Mexican churches form united front against abortion bill

Mexico City, Mexico - Roman Catholic, evangelical, orthodox and Anglican church leaders said Wednesday they have formed a united front against bills to legalize abortion in Mexico, an issue that has divided the nation and drawn in conservative President Felipe Calderon.

In a news conference, the church leaders said they will call on their followers to march against the proposals that would legalize abortions in the first three months of pregnancy.

The abortion bills have been filed by lawmakers from the leftist Democratic Revolution Party, or PRD, in both the national Senate and Mexico City legislature.

"In the name of Jesus Christ and his Gospel, we ask, we implore they do not approve an unjust and bloody law that kills the innocent," said Rev.
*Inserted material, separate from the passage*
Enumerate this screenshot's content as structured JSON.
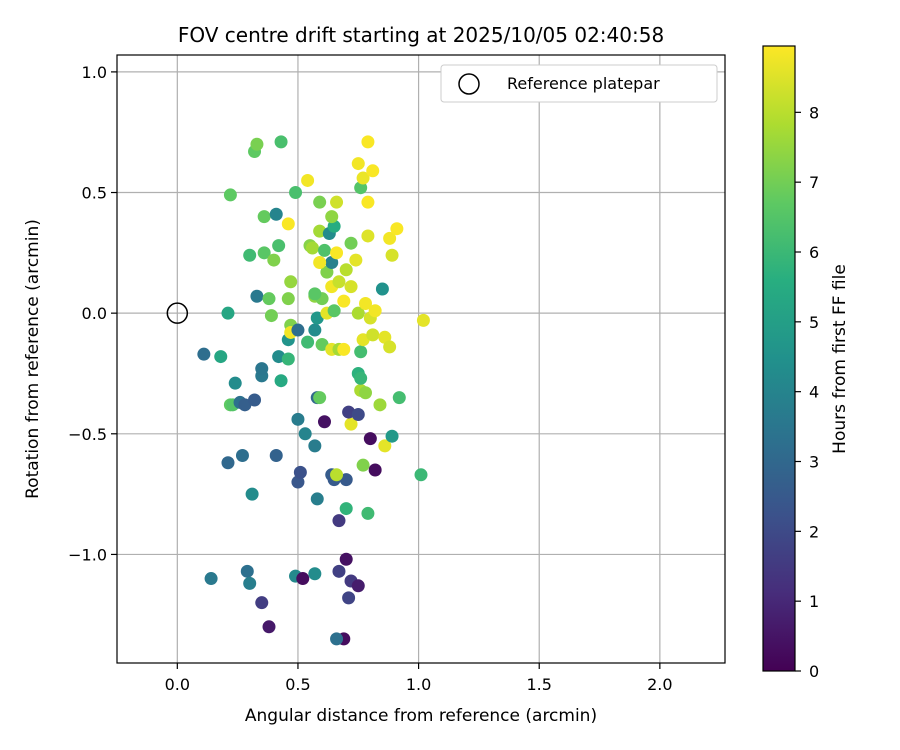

Hugo Valdemar, spokesman for the Catholic Archdioceses of Mexico City.

Catholic church officials have previously said they will excommunicate lawmakers who vote in favor of the bills.

Rev. Eduardo Rangel, an evangelical minister in Mexico City, added that "abortion is disobedience and betrayal of the word of God."
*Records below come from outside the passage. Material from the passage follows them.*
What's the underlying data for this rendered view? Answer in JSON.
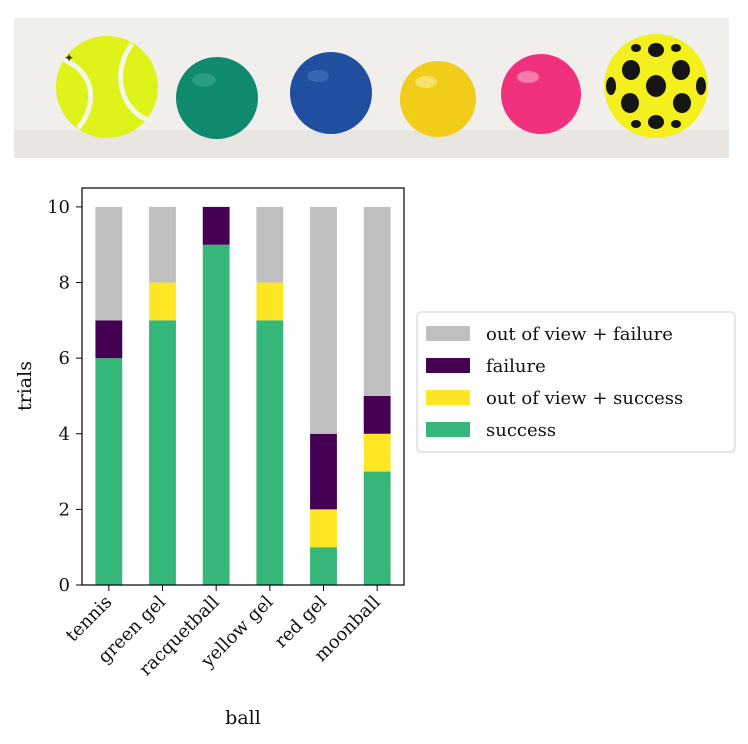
{
  "photo": {
    "balls": [
      {
        "icon": "tennis-ball-icon",
        "color": "#dff21a"
      },
      {
        "icon": "green-gel-ball-icon",
        "color": "#0f8a6f"
      },
      {
        "icon": "racquetball-icon",
        "color": "#1f4f9e"
      },
      {
        "icon": "yellow-gel-ball-icon",
        "color": "#f1cc18"
      },
      {
        "icon": "red-gel-ball-icon",
        "color": "#f2317e"
      },
      {
        "icon": "moonball-icon",
        "color": "#f3f01d"
      }
    ]
  },
  "chart_data": {
    "type": "bar",
    "stacked": true,
    "categories": [
      "tennis",
      "green gel",
      "racquetball",
      "yellow gel",
      "red gel",
      "moonball"
    ],
    "series": [
      {
        "name": "success",
        "color": "#35b779",
        "values": [
          6,
          7,
          9,
          7,
          1,
          3
        ]
      },
      {
        "name": "out of view + success",
        "color": "#fde725",
        "values": [
          0,
          1,
          0,
          1,
          1,
          1
        ]
      },
      {
        "name": "failure",
        "color": "#440154",
        "values": [
          1,
          0,
          1,
          0,
          2,
          1
        ]
      },
      {
        "name": "out of view + failure",
        "color": "#bfbfbf",
        "values": [
          3,
          2,
          0,
          2,
          6,
          5
        ]
      }
    ],
    "xlabel": "ball",
    "ylabel": "trials",
    "ylim": [
      0,
      10.5
    ],
    "yticks": [
      0,
      2,
      4,
      6,
      8,
      10
    ],
    "legend_placement": "right",
    "legend_order": [
      "out of view + failure",
      "failure",
      "out of view + success",
      "success"
    ],
    "grid": false
  }
}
While about 90 percent of Mexico's total population of 104 million are Roman Catholic, there are more than 4 million evangelicals and the number grows annually.
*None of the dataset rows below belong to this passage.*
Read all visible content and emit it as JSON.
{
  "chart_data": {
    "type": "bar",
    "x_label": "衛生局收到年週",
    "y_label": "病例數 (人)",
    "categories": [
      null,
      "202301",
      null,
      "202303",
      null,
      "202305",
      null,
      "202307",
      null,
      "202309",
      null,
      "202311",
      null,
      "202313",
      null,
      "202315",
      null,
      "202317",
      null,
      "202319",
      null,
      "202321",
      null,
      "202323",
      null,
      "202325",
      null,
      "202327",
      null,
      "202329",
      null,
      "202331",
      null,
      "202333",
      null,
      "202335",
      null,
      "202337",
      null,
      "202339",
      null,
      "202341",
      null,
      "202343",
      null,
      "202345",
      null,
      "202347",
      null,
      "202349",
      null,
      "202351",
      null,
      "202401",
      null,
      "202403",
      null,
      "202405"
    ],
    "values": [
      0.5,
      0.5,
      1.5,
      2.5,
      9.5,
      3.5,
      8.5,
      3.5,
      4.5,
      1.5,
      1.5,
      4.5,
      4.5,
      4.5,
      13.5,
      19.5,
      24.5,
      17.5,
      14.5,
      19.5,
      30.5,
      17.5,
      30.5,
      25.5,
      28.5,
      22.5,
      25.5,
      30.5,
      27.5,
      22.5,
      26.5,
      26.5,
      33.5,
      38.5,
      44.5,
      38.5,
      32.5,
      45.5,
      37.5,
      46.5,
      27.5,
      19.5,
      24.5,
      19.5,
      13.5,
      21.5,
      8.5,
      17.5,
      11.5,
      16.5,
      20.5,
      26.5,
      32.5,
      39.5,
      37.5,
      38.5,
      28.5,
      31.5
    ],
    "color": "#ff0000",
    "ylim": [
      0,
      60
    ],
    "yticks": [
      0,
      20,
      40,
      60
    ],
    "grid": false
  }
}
Current Mexican law permits abortions only if the pregnancy endangers a woman's life or if the woman has been raped.

But advocates of the bills say this does not stop wealthier Mexican women traveling to the United States for the procedures while thousands of poor women remain in Mexico and have back-street operations. The law would allow abortions to be carried out under safer conditions, they argue.

"We need to stop thousands of women from dying in unsafe operations," said Sen. Carlos Navarrete, who heads the PRD in the Senate. "This is a right our laws should guarantee."

The church's position comes in spite of a constitutional ban on political activity by religious groups. It is also being supported by the Vatican, which is sending its chief anti-abortion campaigner, Cardinal Alfonso Lopez Trujillo, to inaugurate an international conference in Mexico City on Friday

Calderon, of the conservative National Action Party, has also spoken against the measure.

"I have a personal conviction, and I am in defense of life," he told a Tuesday news conference. "I have a plain respect for dignity and human life and, within this, I believe the existing legislation is adequate."